0:34:59 > 0:35:01So how did you go about designing a sailing vessel

0:35:01 > 0:35:04that is able to tow something like that upwind?

0:35:04 > 0:35:07So imagine this is a conventional sail boat

0:35:07 > 0:35:11and a conventional sail boat has a rudder at the back.

0:35:11 > 0:35:14So imagine you have something very, very long behind,

0:35:14 > 0:35:17it's going to be really difficult and very ineffective to move that part here.

0:35:17 > 0:35:19You can't manoeuvre the boat?

0:35:19 > 0:35:22So what we did is that we took the rudder that's normally here

0:35:22 > 0:35:25at the back and brought it at the front, right here,

0:35:25 > 0:35:28and so you can imagine, if you have something long and heavy behind,

0:35:28 > 0:35:31you already have a lot more influence in controlling this part.

0:35:31 > 0:35:34And then we kept adding a rudder, and at some point we were like,

0:35:34 > 0:35:36what if we make the whole boat curve

0:35:36 > 0:35:40and the whole boat becomes the organ of control, so we have more control

0:35:40 > 0:35:43over something long and heavy, it would be a lot more.

0:35:43 > 0:35:46So the whole hull is flexible, the entire thing?

0:35:46 > 0:35:50- It resembles some kind of skeleton of a dinosaur or something.- Yeah!
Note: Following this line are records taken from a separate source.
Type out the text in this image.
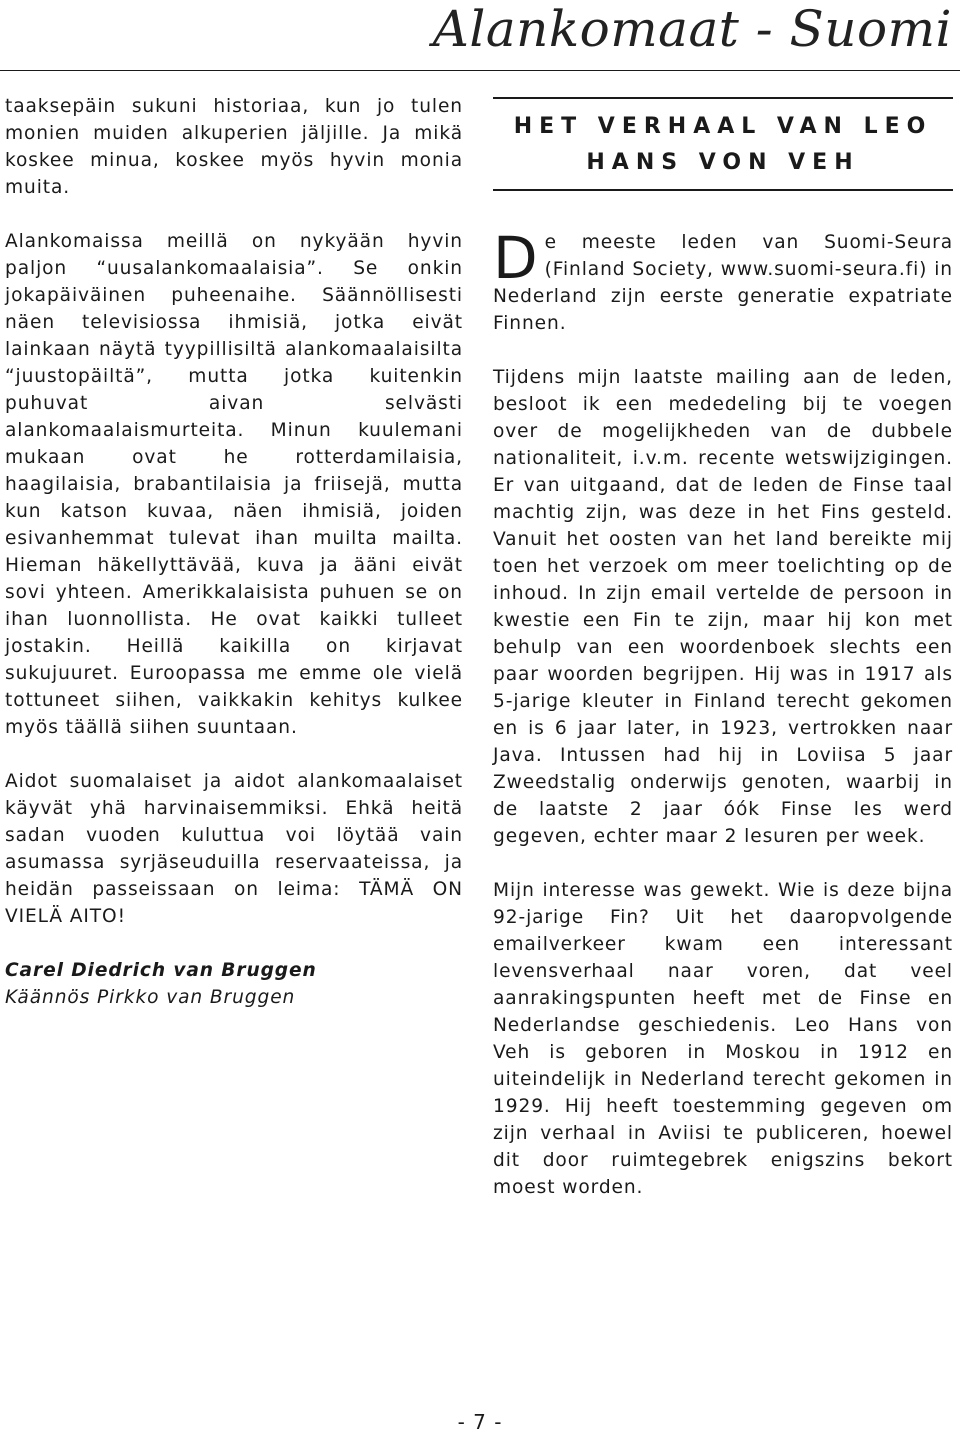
Alankomaat - Suomi

taaksepäin sukuni historiaa, kun jo tulen monien muiden alkuperien jäljille. Ja mikä koskee minua, koskee myös hyvin monia muita.

Alankomaissa meillä on nykyään hyvin paljon “uusalankomaalaisia”. Se onkin jokapäiväinen puheenaihe. Säännöllisesti näen televisiossa ihmisiä, jotka eivät lainkaan näytä tyypillisiltä alankomaalaisilta “juustopäiltä”, mutta jotka kuitenkin puhuvat aivan selvästi alankomaalaismurteita. Minun kuulemani mukaan ovat he rotterdamilaisia, haagilaisia, brabantilaisia ja friisejä, mutta kun katson kuvaa, näen ihmisiä, joiden esivanhemmat tulevat ihan muilta mailta. Hieman häkellyttävää, kuva ja ääni eivät sovi yhteen. Amerikkalaisista puhuen se on ihan luonnollista. He ovat kaikki tulleet jostakin. Heillä kaikilla on kirjavat sukujuuret. Euroopassa me emme ole vielä tottuneet siihen, vaikkakin kehitys kulkee myös täällä siihen suuntaan.

Aidot suomalaiset ja aidot alankomaalaiset käyvät yhä harvinaisemmiksi. Ehkä heitä sadan vuoden kuluttua voi löytää vain asumassa syrjäseuduilla reservaateissa, ja heidän passeissaan on leima: TÄMÄ ON VIELÄ AITO!

Carel Diedrich van Bruggen
Käännös Pirkko van Bruggen
HET VERHAAL VAN LEO
HANS VON VEH

De meeste leden van Suomi-Seura (Finland Society, www.suomi-seura.fi) in Nederland zijn eerste generatie expatriate Finnen.

Tijdens mijn laatste mailing aan de leden, besloot ik een mededeling bij te voegen over de mogelijkheden van de dubbele nationaliteit, i.v.m. recente wetswijzigingen. Er van uitgaand, dat de leden de Finse taal machtig zijn, was deze in het Fins gesteld. Vanuit het oosten van het land bereikte mij toen het verzoek om meer toelichting op de inhoud. In zijn email vertelde de persoon in kwestie een Fin te zijn, maar hij kon met behulp van een woordenboek slechts een paar woorden begrijpen. Hij was in 1917 als 5-jarige kleuter in Finland terecht gekomen en is 6 jaar later, in 1923, vertrokken naar Java. Intussen had hij in Loviisa 5 jaar Zweedstalig onderwijs genoten, waarbij in de laatste 2 jaar óók Finse les werd gegeven, echter maar 2 lesuren per week.

Mijn interesse was gewekt. Wie is deze bijna 92-jarige Fin? Uit het daaropvolgende emailverkeer kwam een interessant levensverhaal naar voren, dat veel aanrakingspunten heeft met de Finse en Nederlandse geschiedenis. Leo Hans von Veh is geboren in Moskou in 1912 en uiteindelijk in Nederland terecht gekomen in 1929. Hij heeft toestemming gegeven om zijn verhaal in Aviisi te publiceren, hoewel dit door ruimtegebrek enigszins bekort moest worden.

- 7 -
0:35:53 > 0:35:55Cesar had a brilliant idea,

0:35:55 > 0:35:59but neither the technical skills nor the hard cash to bring it to life.

0:35:59 > 0:36:04So he did something which I think is pretty radical for an inventor.

0:36:04 > 0:36:07He shared his idea on the internet,

0:36:07 > 0:36:11opening it up to collaborators for free.

0:36:13 > 0:36:16I started posting it on a website and some scientists

0:36:16 > 0:36:18and engineers just started looking at this and thinking it has

0:36:18 > 0:36:21a lot of potential and people were really excited about it.

0:36:21 > 0:36:26Soon inventors from all around the world started to contribute

0:36:26 > 0:36:30their ideas to the project, and many others began to donate money.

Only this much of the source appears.